Rick Burke, who represents north-end District II, ran on a “better textbooks and curriculum” platform. In fact, first on Burke’s list of his “educational passions” is “providing explicit, effective instructional materials for our classrooms. Instructional materials are the shared communication tool for students, educators, families, and student supports. Good ones are an asset, ineffective ones slow down learning and take more time from already-busy teachers.”
Jill Geary (District III) articulated a similar concern that teachers are spending evening and weekend hours preparing lesson plans, thinking this math expenditure would lessen that burden. Maybe it would, to some extent, but teachers have to differentiate their instruction anyway, so a new textbook does not take the place of preparation.
This is how much of the board dysfunction plays out. Board President Sue Peters (District IV) and Vice President Leslie Harris (District VI), along with Burke and Geary, form an all-white, all-un-woke voting bloc, and so naturally they all agreed on this particular issue.
Betty Patu, who’s my rep in District VII, and at-large member Scott Pinkham seem to be swing votes, so they’re not fully part of the bloc, but they’re not reliably there for us either.
Stephan Blanford (District V) is the only consistently bold voice for equity we have on the board, and in the days leading up to the Jan. 24 vote, he had heard from the Bloc in no uncertain terms that, despite his vocal opposition, he would be outvoted and the textbooks would be purchased. This seemed doomed to be another 6-1 board vote serving evidence of his perpetual solo mission.
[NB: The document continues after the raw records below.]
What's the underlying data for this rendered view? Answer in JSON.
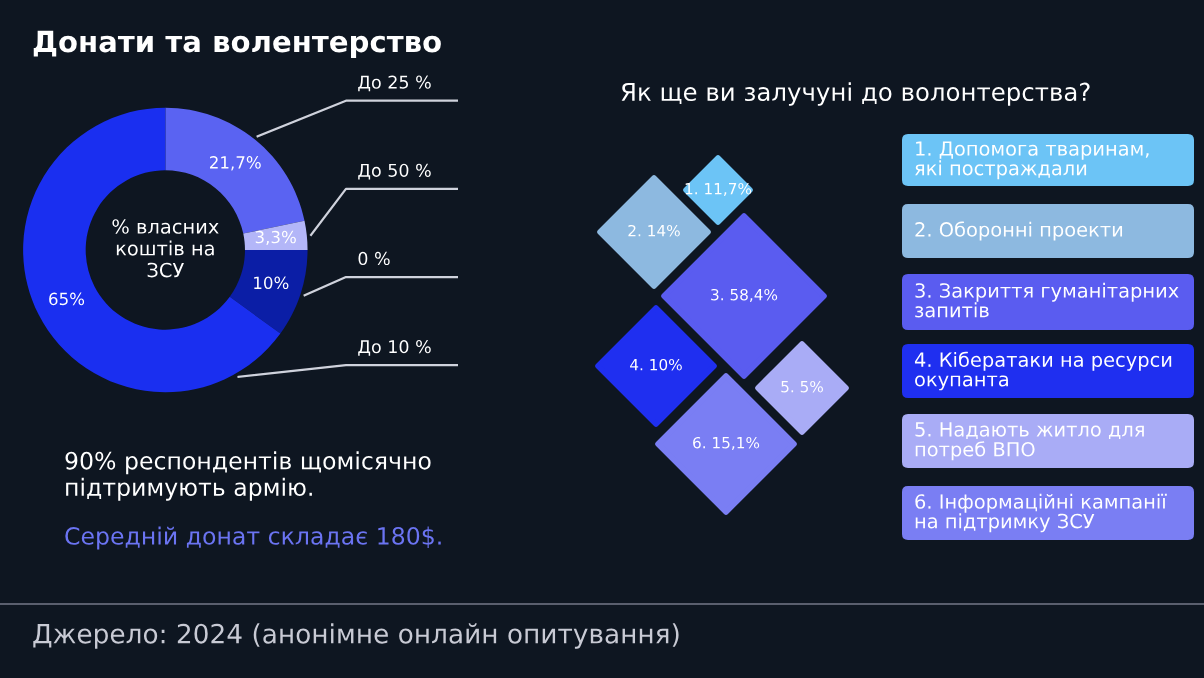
{
  "chart_data": [
    {
      "type": "donut",
      "title": "Донати та волентерство",
      "categories": [
        "До 25 %",
        "До 50 %",
        "0 %",
        "До 10 %"
      ],
      "values": [
        21.7,
        3.3,
        10,
        65
      ],
      "value_labels": [
        "21,7%",
        "3,3%",
        "10%",
        "65%"
      ],
      "colors": [
        "#5a63f2",
        "#b3b6f8",
        "#0b1ea6",
        "#1a2ff0"
      ],
      "annotations": [
        "% власних коштів на ЗСУ",
        "90% респондентів щомісячно підтримують армію.",
        "Середній донат складає 180$.",
        "Джерело: 2024 (анонімне онлайн опитування)"
      ]
    },
    {
      "type": "other",
      "title": "Як ще ви залучуні до волонтерства?",
      "categories": [
        "1. Допомога тваринам, які постраждали",
        "2. Оборонні проекти",
        "3. Закриття гуманітарних запитів",
        "4. Кібератаки на ресурси окупанта",
        "5. Надають житло для потреб ВПО",
        "6. Інформаційні кампанії на підтримку ЗСУ"
      ],
      "values": [
        11.7,
        14,
        58.4,
        10,
        5,
        15.1
      ],
      "value_labels": [
        "1. 11,7%",
        "2. 14%",
        "3. 58,4%",
        "4. 10%",
        "5. 5%",
        "6. 15,1%"
      ],
      "colors": [
        "#6cc4f6",
        "#8db9e0",
        "#5a5cf0",
        "#1f2ff0",
        "#a9acf6",
        "#7a7ef3"
      ]
    }
  ]
}
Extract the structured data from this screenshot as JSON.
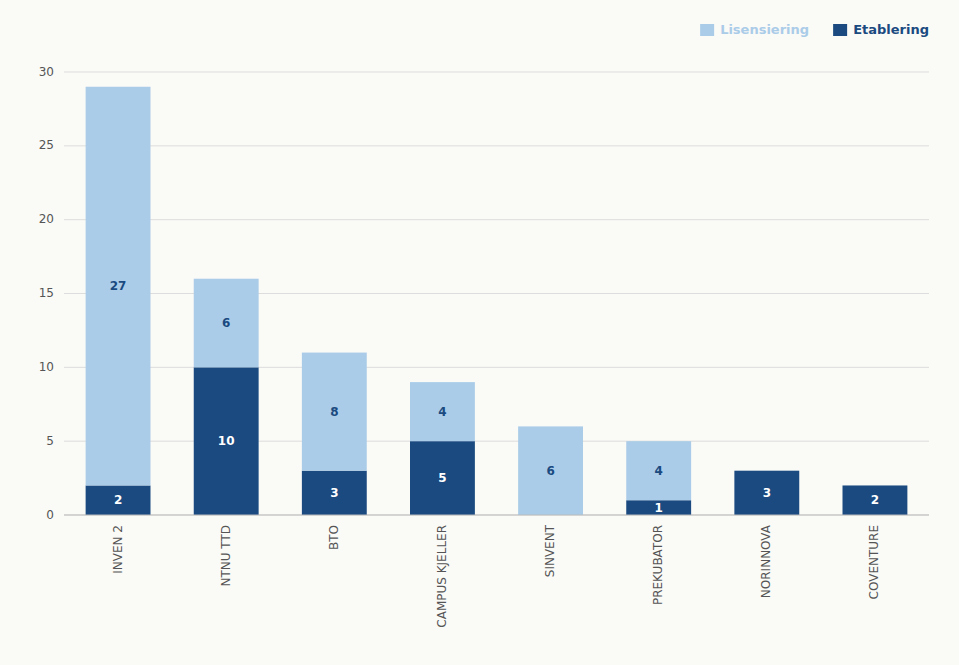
{
  "chart_data": {
    "type": "bar",
    "stacked": true,
    "categories": [
      "INVEN 2",
      "NTNU TTD",
      "BTO",
      "CAMPUS KJELLER",
      "SINVENT",
      "PREKUBATOR",
      "NORINNOVA",
      "COVENTURE"
    ],
    "series": [
      {
        "name": "Etablering",
        "color": "#1a4a80",
        "values": [
          2,
          10,
          3,
          5,
          0,
          1,
          3,
          2
        ]
      },
      {
        "name": "Lisensiering",
        "color": "#aacce8",
        "values": [
          27,
          6,
          8,
          4,
          6,
          4,
          0,
          0
        ]
      }
    ],
    "ylim": [
      0,
      30
    ],
    "yticks": [
      0,
      5,
      10,
      15,
      20,
      25,
      30
    ],
    "grid": true,
    "legend": "upper right",
    "data_labels": true
  }
}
Instead, this particular story has a less-lopsided ending. After hearing from Okuno and company, the board temporarily changed directions. They came to a consensus to put the curriculum on the buyback list, meaning when they get money back from the legislature, it will be one of the top things to spend on at that time. That’s reasonable.
But the board also quietly showed they were willing to sacrifice staff for these math textbooks without ever quite owning up to it. Had they bought this curriculum, they would have had to displace staff.
The board indicated they would probably be able to bring those teachers back in the fall. But if you’re a first-year teacher who has worked hard, you’re about to get a notice telling you you’re on the chopping block — that you might not have a position to return to, no matter how hard you’ve worked, no matter how successful you’ve been. Are you going to stay and wait for that maybe, or are you going to go down to a district like Highline and get a job under stronger leadership and a functional board of directors?
That type of ripple effect multiplies the negative effects of our board’s oblivious decisions. Each individual vote has its own ramifications, but collectively it also builds a district-wide culture of inequity.
Seattle Public Schools are extremely segregated racially and are producing one of the country’s largest opportunity gaps along racial and socioeconomic lines. Letting this kind of leadership guide our schools is what dug this hole and created these gaps to begin with. Letting it continue is to openly fail to represent the kids who most need a voice in their corner.
We owe a debt of gratitude to Erin Okuno and everyone who joined her to swoop in from their regular life and intervene on this small issue. Like with everything else, we can’t count on anyone else to take these bold actions. If our kids are going to have better schools, it’s up to us to make that happen.